Planalto negocia com americanos e aposta em reduzir tarifas de importação para evitar sobretaxa

A menos de duas semanas do prazo estabelecido pelos Estados Unidos para decidir sobre a aplicação de uma tarifa de 25% sobre produtos brasileiros, o governo federal intensificou as negociações diplomáticas para tentar impedir a medida. A estratégia do Palácio do Planalto inclui uma nova reunião com representantes do governo norte-americano e a proposta de redução de alíquotas de importação para setores em que empresas dos Estados Unidos possuem forte participação, como máquinas, equipamentos médicos e tecnologia da informação. 

Foto: Ricardo Stuckert / PR

A iniciativa faz parte de um pacote elaborado pelo governo brasileiro e encaminhado ao Escritório do Representante de Comércio dos Estados Unidos (USTR). O documento reúne medidas voltadas a temas como comércio digital, propriedade intelectual, combate à corrupção, etanol, tarifas preferenciais e combate ao desmatamento ilegal.
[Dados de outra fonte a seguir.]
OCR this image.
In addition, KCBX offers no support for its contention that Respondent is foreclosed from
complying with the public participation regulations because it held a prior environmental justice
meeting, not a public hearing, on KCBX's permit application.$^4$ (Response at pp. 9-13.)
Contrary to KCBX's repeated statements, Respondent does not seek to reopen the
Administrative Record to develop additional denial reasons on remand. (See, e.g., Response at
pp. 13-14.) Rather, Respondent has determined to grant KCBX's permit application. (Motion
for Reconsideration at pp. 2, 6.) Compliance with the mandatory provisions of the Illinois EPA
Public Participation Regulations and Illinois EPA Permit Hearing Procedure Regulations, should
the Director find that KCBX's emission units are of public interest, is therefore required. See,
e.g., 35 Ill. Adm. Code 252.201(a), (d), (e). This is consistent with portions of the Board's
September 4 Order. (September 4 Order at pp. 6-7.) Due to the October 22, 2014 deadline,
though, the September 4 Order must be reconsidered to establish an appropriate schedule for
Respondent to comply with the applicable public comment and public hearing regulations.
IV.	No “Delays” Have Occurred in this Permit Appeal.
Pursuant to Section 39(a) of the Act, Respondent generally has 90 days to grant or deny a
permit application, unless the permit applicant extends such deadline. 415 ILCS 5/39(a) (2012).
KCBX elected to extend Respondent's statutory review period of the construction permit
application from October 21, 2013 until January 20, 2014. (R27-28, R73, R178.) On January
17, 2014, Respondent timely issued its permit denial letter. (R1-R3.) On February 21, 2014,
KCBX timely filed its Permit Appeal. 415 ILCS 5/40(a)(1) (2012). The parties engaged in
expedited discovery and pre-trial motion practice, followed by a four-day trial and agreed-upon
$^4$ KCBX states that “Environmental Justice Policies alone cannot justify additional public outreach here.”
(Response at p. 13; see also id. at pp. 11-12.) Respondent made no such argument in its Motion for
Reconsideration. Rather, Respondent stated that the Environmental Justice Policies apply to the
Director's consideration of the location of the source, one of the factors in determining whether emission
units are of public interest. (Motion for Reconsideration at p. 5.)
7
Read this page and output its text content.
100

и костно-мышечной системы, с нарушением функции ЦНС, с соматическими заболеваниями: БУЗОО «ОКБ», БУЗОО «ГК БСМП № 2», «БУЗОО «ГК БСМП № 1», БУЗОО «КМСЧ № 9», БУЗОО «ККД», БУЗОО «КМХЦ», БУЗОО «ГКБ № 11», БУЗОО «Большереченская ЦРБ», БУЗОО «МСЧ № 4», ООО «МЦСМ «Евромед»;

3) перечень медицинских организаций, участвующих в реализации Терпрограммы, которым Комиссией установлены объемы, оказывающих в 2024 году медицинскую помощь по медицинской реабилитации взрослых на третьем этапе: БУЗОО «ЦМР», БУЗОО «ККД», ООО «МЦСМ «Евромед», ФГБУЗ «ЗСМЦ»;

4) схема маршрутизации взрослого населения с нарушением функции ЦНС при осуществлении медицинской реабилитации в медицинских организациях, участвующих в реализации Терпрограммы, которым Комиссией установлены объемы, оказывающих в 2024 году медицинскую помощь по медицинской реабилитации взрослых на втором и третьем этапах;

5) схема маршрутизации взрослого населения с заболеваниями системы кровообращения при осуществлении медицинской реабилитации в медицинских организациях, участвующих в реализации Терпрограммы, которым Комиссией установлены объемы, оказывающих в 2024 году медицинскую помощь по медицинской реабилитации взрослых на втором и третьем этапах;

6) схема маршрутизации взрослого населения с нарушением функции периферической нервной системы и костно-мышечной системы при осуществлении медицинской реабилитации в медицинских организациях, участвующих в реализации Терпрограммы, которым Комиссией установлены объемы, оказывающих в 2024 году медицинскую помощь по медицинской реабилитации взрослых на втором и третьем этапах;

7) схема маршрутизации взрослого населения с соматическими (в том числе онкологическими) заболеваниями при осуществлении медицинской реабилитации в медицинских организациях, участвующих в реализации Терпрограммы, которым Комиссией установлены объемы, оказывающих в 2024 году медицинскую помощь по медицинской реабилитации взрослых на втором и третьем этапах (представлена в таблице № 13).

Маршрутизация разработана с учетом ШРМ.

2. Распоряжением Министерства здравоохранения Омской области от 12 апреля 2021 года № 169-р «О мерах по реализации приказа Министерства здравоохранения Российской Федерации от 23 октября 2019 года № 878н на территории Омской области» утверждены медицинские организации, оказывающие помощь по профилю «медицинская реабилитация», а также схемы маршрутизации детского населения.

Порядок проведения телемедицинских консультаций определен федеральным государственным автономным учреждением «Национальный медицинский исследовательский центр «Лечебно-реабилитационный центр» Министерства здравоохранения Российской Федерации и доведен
Espera-se que essas propostas demonstrem disposição para ampliar a cooperação comercial e reduzam as chances de adoção das novas tarifas. 

Integrantes do governo avaliam que o cenário continua desafiador. Existe a percepção de que fatores políticos ligados ao processo eleitoral brasileiro e ao contexto político dos Estados Unidos podem influenciar a decisão da administração do presidente Donald Trump. Ainda assim, o governo pretende manter as negociações e buscar uma solução negociada antes do prazo final. 

Nos próximos dias, também está prevista uma audiência promovida pelo USTR para discutir a possível taxação. O governo brasileiro não participará diretamente do encontro, deixando a representação para entidades do setor privado. Caso o tarifaço seja confirmado, a medida poderá afetar diversos segmentos exportadores do país e ampliar as tensões comerciais entre Brasil e Estados Unidos, tornando o desfecho das negociações decisivo para a relação econômica entre os dois países.